Howard Dean pursued an explicit Democratic "50-State Strategy" as chairman of the Democratic National Committee, putting resources into building a Democratic Party presence even where Democrats had been thought unlikely to win federal positions, in hopes that getting Democrats elected to local and state positions, and increasing awareness of Democrats in previously conceded areas, would result in growing successes in future elections. Democrats who supported the strategy have said that abandoning red states as lost causes only allowed the Republican Party to grow even stronger in areas where it was unchallenged, resulting in lopsided losses for Democrats in even more races.[2]

During the 2008 United States presidential election, Barack Obama attempted a form of the fifty-state strategy to reach into deep red states to try to flip them. This was largely based on Obama's appeal during the primaries in very Republican states, like the Deep South, and the Great Plains states.[3] In September, Obama scaled back his fifty-state strategy, abandoning Alaska and North Dakota and reducing staff in Georgia and Montana. John McCain's choice of Sarah Palin as his running mate made winning Alaska very unlikely, and she also had strong support in North Dakota.[4] Obama was ultimately able to win Virginia and Indiana, two states that had not voted Democratic since 1964, and North Carolina, last won by a Democrat in 1976.

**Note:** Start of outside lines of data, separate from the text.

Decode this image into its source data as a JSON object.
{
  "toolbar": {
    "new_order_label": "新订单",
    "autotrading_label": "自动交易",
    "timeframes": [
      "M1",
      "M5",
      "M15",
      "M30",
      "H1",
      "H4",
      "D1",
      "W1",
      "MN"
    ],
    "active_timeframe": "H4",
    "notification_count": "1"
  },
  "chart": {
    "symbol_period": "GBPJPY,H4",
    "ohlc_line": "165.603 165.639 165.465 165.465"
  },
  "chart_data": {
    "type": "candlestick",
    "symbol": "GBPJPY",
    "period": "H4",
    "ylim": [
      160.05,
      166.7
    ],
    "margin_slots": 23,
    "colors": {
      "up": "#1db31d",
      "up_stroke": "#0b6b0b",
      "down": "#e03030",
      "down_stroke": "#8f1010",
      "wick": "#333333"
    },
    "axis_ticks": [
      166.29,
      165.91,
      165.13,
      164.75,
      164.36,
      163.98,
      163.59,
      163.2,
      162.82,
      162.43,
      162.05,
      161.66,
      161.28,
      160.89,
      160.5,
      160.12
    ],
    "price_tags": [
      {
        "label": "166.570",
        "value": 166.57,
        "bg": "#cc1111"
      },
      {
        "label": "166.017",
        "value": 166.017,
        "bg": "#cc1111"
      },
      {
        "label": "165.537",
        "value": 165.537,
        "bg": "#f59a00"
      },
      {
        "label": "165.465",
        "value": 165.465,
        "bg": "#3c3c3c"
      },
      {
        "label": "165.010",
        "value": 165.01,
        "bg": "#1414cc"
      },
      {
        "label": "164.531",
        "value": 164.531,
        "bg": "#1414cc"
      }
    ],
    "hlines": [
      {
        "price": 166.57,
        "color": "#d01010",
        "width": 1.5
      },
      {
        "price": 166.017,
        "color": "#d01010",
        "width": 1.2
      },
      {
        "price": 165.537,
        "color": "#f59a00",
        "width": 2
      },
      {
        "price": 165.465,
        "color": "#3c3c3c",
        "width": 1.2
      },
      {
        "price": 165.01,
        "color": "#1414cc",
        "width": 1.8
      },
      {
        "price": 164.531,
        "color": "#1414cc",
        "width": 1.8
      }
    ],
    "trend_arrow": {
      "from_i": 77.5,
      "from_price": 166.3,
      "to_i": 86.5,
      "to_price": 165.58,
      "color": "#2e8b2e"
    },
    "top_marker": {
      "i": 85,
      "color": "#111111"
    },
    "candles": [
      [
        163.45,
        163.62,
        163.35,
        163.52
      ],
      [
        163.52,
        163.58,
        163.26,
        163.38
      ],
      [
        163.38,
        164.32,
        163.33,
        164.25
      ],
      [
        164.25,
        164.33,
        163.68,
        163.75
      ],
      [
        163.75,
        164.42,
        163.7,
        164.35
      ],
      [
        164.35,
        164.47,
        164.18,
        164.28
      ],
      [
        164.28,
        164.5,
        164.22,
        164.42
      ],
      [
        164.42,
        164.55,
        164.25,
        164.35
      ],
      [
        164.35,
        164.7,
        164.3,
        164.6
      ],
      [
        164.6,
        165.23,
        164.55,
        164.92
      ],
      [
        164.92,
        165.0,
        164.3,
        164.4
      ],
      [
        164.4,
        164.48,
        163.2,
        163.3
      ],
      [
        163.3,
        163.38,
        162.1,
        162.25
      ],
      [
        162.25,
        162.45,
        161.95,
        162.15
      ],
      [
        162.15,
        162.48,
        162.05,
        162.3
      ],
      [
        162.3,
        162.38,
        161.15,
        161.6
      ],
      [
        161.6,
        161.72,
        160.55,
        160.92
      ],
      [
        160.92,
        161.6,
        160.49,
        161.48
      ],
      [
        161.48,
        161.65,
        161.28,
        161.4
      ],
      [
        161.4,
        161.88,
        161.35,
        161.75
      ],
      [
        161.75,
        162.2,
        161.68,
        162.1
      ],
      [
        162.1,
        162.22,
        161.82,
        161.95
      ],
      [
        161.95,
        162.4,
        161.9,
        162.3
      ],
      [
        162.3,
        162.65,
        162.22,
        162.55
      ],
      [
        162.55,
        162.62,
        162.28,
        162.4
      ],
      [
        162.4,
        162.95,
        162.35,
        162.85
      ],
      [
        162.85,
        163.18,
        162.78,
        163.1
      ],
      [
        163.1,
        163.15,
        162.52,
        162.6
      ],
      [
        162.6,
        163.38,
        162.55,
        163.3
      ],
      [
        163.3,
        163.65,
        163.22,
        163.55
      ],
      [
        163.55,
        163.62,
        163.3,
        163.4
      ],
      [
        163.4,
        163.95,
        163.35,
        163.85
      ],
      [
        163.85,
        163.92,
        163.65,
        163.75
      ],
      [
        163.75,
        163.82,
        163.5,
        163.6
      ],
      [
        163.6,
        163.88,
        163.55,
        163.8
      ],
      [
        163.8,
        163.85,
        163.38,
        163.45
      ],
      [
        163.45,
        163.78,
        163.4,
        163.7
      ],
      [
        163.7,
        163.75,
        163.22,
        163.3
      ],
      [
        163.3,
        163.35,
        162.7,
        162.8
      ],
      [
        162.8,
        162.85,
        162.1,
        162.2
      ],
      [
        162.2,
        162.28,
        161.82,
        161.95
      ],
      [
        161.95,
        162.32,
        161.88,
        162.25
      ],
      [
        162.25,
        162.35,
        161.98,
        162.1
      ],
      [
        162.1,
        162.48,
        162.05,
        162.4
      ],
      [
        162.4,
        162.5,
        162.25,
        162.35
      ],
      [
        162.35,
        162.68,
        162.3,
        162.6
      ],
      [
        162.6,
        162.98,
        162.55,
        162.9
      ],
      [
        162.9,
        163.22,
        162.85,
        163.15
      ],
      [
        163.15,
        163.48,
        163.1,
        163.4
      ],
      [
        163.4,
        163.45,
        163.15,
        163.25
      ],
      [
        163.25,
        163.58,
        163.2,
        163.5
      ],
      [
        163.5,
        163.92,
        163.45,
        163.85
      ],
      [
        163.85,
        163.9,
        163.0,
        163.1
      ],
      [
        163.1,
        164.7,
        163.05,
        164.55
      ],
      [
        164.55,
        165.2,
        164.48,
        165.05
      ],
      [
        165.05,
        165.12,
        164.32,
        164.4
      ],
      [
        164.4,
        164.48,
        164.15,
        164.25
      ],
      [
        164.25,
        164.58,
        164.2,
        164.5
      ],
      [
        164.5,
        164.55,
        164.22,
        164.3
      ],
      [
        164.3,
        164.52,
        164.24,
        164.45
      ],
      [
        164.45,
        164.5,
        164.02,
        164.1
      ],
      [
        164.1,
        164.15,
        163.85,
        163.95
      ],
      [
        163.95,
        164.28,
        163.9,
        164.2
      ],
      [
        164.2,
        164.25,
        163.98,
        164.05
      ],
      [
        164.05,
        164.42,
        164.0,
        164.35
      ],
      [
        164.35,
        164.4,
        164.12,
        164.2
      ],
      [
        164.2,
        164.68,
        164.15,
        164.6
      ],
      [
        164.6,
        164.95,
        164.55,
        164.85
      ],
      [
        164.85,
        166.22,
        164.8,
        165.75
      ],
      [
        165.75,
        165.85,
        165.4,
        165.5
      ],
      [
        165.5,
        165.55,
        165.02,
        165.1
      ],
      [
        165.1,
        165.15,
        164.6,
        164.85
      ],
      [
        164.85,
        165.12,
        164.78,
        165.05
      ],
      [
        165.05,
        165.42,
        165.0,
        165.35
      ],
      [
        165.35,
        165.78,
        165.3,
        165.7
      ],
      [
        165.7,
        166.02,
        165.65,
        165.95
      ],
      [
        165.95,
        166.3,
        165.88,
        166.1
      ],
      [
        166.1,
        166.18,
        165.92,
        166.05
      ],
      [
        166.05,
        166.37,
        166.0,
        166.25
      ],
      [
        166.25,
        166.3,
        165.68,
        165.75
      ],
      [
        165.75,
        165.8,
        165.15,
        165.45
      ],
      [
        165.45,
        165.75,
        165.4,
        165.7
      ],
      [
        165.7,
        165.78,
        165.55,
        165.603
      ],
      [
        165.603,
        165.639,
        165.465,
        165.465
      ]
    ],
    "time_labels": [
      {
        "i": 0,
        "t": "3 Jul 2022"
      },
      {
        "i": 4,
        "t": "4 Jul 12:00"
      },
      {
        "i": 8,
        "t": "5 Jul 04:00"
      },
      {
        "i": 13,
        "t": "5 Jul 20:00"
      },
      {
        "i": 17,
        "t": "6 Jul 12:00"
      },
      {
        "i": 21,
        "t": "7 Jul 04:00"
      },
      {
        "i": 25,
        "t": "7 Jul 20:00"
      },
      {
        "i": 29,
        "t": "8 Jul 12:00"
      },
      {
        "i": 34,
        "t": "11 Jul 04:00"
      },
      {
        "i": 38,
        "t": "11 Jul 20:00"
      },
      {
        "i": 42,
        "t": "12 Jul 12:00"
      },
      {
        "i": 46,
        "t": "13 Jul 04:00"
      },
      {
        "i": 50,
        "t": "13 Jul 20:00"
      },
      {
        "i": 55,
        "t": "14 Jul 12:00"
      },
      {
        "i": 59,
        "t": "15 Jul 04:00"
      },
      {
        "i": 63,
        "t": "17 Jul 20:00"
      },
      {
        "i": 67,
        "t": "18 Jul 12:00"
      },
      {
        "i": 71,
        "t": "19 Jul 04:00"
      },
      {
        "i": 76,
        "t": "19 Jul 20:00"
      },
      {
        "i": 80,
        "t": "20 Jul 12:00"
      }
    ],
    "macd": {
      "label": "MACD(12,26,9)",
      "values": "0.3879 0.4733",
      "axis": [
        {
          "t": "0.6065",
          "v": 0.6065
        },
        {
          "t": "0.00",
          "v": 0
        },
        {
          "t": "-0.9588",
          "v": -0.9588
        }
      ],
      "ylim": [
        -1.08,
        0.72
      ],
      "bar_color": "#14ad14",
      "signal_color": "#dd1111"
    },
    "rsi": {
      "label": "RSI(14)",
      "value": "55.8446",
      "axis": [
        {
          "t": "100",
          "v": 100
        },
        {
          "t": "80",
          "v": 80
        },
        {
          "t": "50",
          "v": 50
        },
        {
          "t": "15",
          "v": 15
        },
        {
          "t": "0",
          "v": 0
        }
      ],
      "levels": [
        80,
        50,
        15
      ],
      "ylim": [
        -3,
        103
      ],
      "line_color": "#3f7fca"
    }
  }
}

In fiction, on the television political drama The West Wing, during the 2006 presidential election Sen. Arnold Vinick (R-CA) attempted to run a fifty-state strategy based on his broad-based appeal.

See also

References

  1. For presidential elections, Maine and Nebraska do not follow the winner-takes-all rule for their Electoral College seats. For U.S. Senate elections, a state's two seats can both end up in an election at the same time if at least one seat was vacated at the right time.